Decode InfoPath attachments with a bit of JS AzureFunctions

Serge, April and me were discussing a problem with pulling out InfoPath Attachment from InfoPath form XML and writing them into a SharePoint document library.

This is a problem I tried to tackle before, but came to realization that I would need an AzureFunction. The main reason is that the InfoPath attachment is a base 64 byte array but the byte array has a variable length header that includes the attachment file name. Flow doesn’t have amazing byte manipulation or left-shift abilities. So we need to write an AzureFunction to help.

As I brood over the problem I also thought it might be easier to handle the byte array with JavaScript. So I gave it a go.

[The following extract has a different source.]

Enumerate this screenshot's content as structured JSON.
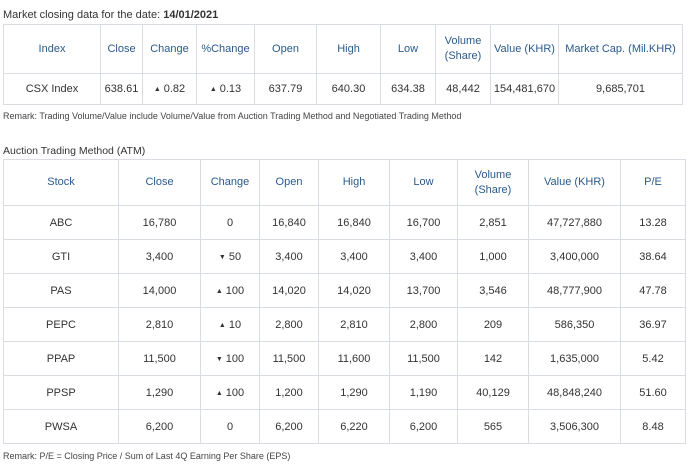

This blog is my version of the answer.

The original decoder code in C#

There is a pretty old MSDN article on the C# code

private void DecodeAttachment(BinaryReader theReader)
{
  //Position the reader to get the file size.
  byte[] headerData = new byte[FIXED_HEADER];
  headerData = theReader.ReadBytes(headerData.Length);

  fileSize = (int)theReader.ReadUInt32();
  attachmentNameLength = (int)theReader.ReadUInt32() * 2;

  byte[] fileNameBytes = theReader.ReadBytes(attachmentNameLength);
  //InfoPath uses UTF8 encoding.
  Encoding enc = Encoding.Unicode;
  attachmentName = enc.GetString(fileNameBytes, 0, attachmentNameLength - 2);
  decodedAttachment = theReader.ReadBytes(fileSize);
}

The updated code in JS AzureFunctions

module.exports = function (context, req) {
    context.log('JavaScript HTTP trigger function processed a request.');
    if (req.body && req.body.file) {
        // https://support.microsoft.com/en-us/help/892730/how-to-encode-and-decode-a-file-attachment-programmatically-by-using-v
        var buffer = Buffer.from(req.body.file, 'base64')
        //var header = buffer.slice(0, 16);  // unused header
        var fileSize = buffer.readUInt32LE(16);  // test is 5923 bytes
        var fileNameLength = buffer.readUInt32LE(20);  // test is 13 chars
        // article lies - it's utf16 now
        var fileName = buffer.toString('utf16le', 24, (fileNameLength-1)*4 -1);  
        var binary = buffer.slice(24 + fileNameLength * 2);
        context.res = {
            // status: 200, /* Defaults to 200 */            
            body: {
                fileName: fileName,
                fileNameLength: fileNameLength,
                fileSize: fileSize,
                fileContent: binary.toString('base64')
            }
        };
    }
    else {
        context.res = {
            status: 400,
            body: "Please pass a base64 file in the request body"
        };
    }
    context.done();
};


The InfoPath form


The Microsoft Flow that coordinates the work


Results

  • Need Azure Function here

  • JavaScript buffer is pretty good at doing byte decoding, easy to read too

  • Debugging and tweaking the byte offset is quite a bit of trial and error, was not expecting that. May be that MSDN article is too old, it is from 2003.

  • You may think - John 2018 is not the right year, or decade to be writing about InfoPath. But hear me out. As companies move their form technology forward, they will need to consider how to migrate the data and attachments in their current InfoPath forms somewhere - having this blog post as a reference is important for that eventual migration. Good luck!